Article

Optimizing Applications with Large Working Sets in the Solaris 8 and 9 OS

By Ezhilan Narasimhan and Nagendra Nagarajayya, February 2002

Introduction

Applications that operate on large chunks of memory and are performance sensitive, such as speech recognition and portfolio management, can benefit from certain types of optimizations and yield performance gains of as much as 800 percent. The Solaris Operating Environment (OE) provides various facilities to help developers profile, optimize, and tune their applications. This paper introduces techniques and sample code on how to profile your application using the CPU Performance Counter Library (CPC) and use an alternative memory library called Intimate Shared Memory (ISM) to take advantage of your application's memory characteristics.

Problem Explanation

Memory-intensive applications spend most of their time within the CPU working on memory that has either been fetched by an I/O operation or loaded at startup. At a lower level, the CPU spends its time doing one of the following:

Address translation
Load/Store from on-chip L1 cache
Load/Store from off-chip L2 cache
Integer/Float operations
Branch operations
Pipeline stalls

Ideally, you want your CPU to spend its time working on data and instructions from the L1 cache to complete an operation in the least amount of time. Excessive address translations, load/stores, and pipeline stalls cause the CPU to be less efficient, thus affecting the performance of your application.

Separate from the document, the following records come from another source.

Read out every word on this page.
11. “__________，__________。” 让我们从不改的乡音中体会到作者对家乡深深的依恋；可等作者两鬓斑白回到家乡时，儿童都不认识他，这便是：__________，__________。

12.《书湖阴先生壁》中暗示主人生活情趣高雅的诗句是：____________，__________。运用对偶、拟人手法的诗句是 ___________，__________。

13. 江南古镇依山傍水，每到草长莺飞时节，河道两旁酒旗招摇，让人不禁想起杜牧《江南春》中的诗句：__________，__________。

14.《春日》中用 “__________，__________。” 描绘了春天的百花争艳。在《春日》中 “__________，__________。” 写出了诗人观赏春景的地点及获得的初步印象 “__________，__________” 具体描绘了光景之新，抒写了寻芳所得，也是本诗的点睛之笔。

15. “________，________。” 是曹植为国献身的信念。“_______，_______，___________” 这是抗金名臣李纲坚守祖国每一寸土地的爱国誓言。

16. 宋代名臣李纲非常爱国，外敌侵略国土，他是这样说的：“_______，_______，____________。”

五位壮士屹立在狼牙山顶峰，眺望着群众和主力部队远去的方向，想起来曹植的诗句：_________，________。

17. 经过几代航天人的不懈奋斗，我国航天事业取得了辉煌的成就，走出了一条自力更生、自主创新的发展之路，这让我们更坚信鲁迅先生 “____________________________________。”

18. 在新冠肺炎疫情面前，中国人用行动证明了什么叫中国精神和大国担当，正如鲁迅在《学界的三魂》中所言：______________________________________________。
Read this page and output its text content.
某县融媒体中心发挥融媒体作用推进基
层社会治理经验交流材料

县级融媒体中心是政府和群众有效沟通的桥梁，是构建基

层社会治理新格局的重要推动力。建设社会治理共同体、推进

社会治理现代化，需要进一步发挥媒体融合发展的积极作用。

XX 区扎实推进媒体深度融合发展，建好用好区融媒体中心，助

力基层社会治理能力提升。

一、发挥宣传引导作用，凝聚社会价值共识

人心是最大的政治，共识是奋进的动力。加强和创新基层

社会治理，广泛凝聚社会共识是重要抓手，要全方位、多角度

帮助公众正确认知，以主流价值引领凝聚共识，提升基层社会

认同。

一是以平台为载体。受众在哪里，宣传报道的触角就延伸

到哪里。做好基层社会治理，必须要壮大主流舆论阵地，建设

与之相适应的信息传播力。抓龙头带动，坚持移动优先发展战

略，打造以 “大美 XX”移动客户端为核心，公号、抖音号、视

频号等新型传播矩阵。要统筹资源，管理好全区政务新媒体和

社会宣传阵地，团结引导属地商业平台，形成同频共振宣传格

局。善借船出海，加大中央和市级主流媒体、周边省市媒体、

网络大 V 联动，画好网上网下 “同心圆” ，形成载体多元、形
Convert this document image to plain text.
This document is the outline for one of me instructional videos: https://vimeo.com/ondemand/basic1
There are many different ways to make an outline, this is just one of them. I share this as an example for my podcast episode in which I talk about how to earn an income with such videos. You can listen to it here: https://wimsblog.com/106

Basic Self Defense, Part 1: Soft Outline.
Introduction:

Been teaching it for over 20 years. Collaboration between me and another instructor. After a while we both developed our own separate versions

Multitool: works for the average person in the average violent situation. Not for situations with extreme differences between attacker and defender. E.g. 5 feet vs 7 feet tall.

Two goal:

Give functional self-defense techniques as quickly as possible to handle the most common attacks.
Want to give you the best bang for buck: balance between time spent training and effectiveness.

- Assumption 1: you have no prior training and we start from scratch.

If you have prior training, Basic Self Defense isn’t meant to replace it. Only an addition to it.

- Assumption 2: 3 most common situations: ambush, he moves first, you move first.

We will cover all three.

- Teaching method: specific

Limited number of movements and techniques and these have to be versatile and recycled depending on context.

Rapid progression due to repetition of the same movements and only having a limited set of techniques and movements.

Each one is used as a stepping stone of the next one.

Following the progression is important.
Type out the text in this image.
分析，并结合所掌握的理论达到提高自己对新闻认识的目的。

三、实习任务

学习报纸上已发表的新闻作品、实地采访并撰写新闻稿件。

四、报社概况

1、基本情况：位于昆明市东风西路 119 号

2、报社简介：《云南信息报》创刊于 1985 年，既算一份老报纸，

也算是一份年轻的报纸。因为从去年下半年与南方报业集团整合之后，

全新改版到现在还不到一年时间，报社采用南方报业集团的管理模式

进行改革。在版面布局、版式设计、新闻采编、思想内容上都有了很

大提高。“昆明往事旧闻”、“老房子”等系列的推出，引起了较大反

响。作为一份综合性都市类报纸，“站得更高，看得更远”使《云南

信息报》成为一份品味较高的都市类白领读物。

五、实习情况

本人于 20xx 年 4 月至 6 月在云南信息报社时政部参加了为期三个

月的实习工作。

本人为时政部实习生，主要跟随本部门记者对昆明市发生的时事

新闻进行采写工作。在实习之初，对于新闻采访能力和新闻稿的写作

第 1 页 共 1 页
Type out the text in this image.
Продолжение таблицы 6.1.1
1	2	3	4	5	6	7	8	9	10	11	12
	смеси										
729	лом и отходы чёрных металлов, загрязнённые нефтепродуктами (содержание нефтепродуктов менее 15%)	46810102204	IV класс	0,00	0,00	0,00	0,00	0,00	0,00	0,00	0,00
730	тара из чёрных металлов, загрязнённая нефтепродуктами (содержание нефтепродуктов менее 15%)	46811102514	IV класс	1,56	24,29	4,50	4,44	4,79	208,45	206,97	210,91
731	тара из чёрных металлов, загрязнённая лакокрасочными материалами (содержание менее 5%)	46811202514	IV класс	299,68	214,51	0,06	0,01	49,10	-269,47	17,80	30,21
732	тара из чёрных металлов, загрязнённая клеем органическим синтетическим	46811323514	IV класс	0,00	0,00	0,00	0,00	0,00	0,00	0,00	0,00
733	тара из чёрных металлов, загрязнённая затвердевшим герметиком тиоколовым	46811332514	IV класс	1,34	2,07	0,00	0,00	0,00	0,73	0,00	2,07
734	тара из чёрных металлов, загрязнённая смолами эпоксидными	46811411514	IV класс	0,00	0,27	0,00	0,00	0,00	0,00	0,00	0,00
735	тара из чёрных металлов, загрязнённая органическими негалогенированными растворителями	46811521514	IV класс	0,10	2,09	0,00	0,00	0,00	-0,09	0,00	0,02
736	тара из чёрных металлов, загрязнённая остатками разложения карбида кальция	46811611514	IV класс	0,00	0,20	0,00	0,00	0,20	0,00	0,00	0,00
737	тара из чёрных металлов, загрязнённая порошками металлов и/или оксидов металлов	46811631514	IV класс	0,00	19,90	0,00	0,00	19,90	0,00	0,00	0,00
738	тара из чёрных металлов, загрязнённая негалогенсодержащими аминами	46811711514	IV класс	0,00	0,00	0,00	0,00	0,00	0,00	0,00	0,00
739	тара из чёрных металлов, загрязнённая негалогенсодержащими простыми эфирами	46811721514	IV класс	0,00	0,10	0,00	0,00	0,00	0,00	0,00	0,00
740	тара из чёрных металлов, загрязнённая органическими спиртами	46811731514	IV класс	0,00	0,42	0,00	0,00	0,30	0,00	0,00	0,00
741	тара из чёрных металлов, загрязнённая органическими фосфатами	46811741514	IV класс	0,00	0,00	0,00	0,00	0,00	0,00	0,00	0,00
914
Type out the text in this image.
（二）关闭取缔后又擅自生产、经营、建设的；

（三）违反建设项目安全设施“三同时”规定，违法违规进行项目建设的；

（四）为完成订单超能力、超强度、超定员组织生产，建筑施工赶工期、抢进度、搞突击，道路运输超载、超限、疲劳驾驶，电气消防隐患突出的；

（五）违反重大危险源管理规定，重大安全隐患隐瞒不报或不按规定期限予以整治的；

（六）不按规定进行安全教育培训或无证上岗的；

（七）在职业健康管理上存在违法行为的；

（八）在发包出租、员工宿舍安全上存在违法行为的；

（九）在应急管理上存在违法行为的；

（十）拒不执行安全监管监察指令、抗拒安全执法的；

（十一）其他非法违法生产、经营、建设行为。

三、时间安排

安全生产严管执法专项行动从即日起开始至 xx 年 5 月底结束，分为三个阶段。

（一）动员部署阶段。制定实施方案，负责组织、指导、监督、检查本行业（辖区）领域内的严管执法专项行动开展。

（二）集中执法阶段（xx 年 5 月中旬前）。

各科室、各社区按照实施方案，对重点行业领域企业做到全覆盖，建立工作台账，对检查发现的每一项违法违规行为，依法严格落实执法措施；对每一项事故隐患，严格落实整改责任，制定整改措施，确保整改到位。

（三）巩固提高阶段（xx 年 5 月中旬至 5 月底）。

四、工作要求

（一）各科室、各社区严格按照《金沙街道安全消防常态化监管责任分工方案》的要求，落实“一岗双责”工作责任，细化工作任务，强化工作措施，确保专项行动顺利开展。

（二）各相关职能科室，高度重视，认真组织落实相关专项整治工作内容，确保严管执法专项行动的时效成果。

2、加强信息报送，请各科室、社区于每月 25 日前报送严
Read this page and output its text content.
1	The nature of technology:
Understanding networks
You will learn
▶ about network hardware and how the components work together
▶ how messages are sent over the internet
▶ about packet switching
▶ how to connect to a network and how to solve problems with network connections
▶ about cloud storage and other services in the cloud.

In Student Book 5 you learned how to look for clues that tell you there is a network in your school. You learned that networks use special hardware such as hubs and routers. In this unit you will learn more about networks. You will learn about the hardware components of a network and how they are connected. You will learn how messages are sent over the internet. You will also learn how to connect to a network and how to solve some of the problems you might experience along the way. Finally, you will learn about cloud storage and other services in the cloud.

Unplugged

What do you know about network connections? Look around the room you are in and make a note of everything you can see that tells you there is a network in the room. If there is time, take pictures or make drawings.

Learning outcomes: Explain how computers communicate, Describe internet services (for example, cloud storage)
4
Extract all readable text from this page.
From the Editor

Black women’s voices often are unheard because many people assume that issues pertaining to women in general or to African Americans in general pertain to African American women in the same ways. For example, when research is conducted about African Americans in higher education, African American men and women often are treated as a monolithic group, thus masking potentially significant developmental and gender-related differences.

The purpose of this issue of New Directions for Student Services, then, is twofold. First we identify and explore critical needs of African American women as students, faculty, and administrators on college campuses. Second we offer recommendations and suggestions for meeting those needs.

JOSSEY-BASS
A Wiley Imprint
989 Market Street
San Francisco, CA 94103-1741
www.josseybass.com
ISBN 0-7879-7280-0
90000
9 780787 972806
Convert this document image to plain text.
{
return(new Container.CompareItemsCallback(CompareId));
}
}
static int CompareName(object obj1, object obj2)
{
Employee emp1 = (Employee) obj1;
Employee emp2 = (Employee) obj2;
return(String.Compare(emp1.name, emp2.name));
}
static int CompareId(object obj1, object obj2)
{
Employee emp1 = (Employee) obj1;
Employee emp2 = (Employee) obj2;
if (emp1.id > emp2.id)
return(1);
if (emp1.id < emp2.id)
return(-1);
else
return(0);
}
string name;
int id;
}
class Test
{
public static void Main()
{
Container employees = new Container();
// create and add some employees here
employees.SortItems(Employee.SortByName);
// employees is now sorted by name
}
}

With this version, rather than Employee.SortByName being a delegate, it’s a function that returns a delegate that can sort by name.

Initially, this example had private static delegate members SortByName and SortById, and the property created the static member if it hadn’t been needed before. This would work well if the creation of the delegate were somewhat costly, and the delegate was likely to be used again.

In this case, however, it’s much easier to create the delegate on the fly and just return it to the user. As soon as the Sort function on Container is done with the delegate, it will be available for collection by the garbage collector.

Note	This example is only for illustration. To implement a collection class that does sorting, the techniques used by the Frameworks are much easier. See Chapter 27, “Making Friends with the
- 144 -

During data access, the virtual memory location needs to be translated into a physical memory location. Since this is an expensive operation, owing to the number of CPU cycles it takes, a hardware-based Translation Lookaside Buffer (TLB) exists to cache the virtual to physical mapping operation. If a virtual address cannot be located within the TLB, it is said to be a "TLB miss" and incurs a performance hit. Since the TLB is hardware based, there is a limited number of entries it can hold at any one time; however, there is also a Translation Software Buffer (TSB), which can cache much larger entries than the TLB.

Applications could cause a very high TLB miss depending on the data access pattern, and the size of the working set itself. Each entry in the TLB refers to one page in memory, which is 8 KB by default. On the UltraSPARC III processor, which has a TLB with 512 entries, the reach of the TLB would be 512 * 8 KB = 4 MB. A second TLB with 16 entries is also available on the UltraSPARC III processor.

How can you tell if your application is executing efficiently, without excessive TLB misses?

Profiling Your Application

The Solaris 8 OE is bundled with tools and libraries to measure key metrics such as instruction misses, cache misses, and user and system events via hardware counters available on both the UltraSPARC and x86 processor families. To illustrate our profiling techniques, we've included a sample application that fetches data from random regions of memory and performs a simple computation. Here is a code snippet from the sample application:

// declaring three float arrays (the random regions of which will be used)
float * a;
float * b;
float * c;


// allocate the arrays
        a = malloc(A_ROWS*A_SIZE*sizeof(float));
        b = malloc(B_ROWS*B_SIZE*sizeof(float));
        c = malloc(C_ROWS*C_SIZE*sizeof(float));

// operate on the selected region of data.
 
       for (i = 0; i < IDX_SIZE; i++) {
                f1 = (float*)&a[ARRAYPOS(idx[i])];
                f2 = (float*)&b[ARRAYPOS(idx[i])];
                f3 = (float*)&c[ARRAYPOS(idx[i])];
                for (j = 0; j < A_SIZE; j++) {
                        tmp -= (f1[j] * f1[j] + f2[j] * f2[j] - f3[j] * f3[j]);
                }
        }

The complete program is available for download, with instructions on how to build the application at the end of this article. As can be seen above, we chose three float arrays and performed float multiplication on a random region within these arrays. There are several methods to obtain the runtime statistics of an application.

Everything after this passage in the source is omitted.